# plants dying after 3 weeks using "DSM" set up



## parasuco (Mar 30, 2011)

hi guys,

i started my first planted aquarium by using "DSM" set up 2 weeks ago. i'm using HC as my ground covering plants. recently, i noticed that my plants are "melting" one by one and 40% of what i planted are dead. i'm seeing some of the plants have a "white web" and starting to change colors. here is a quick info on my set up:

substrate = flourite
lights = marineland single L.E.D. stip lights (on for 6 hours)
ferts = excel (mix with tap water in spray bottle, every 2 days)
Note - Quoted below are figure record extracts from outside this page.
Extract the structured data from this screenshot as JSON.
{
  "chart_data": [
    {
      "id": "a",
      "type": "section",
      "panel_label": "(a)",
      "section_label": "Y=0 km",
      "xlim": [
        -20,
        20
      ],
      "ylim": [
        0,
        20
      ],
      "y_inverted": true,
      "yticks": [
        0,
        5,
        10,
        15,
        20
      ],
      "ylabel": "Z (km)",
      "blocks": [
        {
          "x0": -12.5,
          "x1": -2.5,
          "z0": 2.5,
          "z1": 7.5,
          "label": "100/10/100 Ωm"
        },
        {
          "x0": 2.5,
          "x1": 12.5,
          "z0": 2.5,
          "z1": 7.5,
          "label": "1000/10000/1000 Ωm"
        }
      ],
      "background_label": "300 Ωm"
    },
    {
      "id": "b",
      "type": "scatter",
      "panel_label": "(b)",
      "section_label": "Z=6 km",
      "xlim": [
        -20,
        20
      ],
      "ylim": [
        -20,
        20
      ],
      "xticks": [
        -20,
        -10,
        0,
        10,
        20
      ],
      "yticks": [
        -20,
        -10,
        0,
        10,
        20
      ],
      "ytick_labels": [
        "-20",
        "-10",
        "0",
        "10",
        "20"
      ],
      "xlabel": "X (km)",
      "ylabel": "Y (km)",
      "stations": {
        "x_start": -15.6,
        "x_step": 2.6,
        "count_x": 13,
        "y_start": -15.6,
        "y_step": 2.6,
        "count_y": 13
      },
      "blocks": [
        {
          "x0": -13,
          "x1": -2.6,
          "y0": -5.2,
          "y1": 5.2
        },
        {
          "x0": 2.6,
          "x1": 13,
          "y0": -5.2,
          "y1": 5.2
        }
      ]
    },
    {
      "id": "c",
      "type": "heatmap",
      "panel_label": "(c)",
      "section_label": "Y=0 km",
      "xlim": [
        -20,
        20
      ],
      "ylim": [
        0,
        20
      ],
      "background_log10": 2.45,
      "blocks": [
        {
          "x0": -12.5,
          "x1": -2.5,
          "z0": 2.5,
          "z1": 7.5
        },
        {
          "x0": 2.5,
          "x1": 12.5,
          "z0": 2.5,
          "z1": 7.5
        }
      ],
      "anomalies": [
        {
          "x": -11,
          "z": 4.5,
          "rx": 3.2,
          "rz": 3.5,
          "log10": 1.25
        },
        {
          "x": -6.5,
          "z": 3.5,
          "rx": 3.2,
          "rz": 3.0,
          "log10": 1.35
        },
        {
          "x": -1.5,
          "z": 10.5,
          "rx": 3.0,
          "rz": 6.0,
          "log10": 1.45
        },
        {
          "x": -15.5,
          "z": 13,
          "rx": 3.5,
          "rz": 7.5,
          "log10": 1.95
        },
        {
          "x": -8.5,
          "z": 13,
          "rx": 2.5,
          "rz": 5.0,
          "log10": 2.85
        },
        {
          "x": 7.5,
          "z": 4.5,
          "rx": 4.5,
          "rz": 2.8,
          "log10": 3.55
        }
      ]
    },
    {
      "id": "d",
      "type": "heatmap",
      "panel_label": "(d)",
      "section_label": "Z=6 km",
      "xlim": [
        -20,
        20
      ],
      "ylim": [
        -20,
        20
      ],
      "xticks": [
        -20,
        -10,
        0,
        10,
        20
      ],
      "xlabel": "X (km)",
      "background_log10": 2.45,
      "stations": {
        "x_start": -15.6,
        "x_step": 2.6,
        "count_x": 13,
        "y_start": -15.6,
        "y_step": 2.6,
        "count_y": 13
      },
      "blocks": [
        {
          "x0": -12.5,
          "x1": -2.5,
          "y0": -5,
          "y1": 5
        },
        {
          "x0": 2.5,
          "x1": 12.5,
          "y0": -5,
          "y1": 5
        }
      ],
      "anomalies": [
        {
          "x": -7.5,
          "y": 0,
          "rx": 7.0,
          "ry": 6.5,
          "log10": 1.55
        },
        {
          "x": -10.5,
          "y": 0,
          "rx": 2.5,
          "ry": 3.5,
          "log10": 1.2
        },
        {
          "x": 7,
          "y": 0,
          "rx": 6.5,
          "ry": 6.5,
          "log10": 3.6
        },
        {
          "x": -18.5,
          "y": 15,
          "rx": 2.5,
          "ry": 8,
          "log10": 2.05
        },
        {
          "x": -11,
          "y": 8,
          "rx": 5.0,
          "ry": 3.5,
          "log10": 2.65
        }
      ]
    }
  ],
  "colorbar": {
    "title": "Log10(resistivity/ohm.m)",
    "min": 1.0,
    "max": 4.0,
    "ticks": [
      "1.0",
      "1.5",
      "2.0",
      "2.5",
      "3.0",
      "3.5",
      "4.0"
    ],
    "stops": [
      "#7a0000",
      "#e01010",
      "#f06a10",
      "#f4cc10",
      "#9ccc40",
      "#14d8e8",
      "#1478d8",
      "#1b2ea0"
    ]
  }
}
any advice on how i can save some of my plants? or should i re-plant? i posted this question on another forum so i can get more advice.

thanks in advance


----------



## Norman (Feb 13, 2011)

I'm not sure your lighting is sufficient... I had a terrible time with a 40G with a single marineland LED light, not even anubias could survive. Then I moved the tank and placed it closer to a window and now finally the anubia is doing well. I was even able to add a sword.

I have a 20G with a marineland double bright LED light, that light seems to sustain plants quite well. I'd add more lighting if I were you... or try running your lights longer. I keem my planted tank lights on for 12 -14 hours.

Also, I would try to add a fert such a Flourish. I've had great success with Tropica Aquacare on my heavily planted 
75G.


----------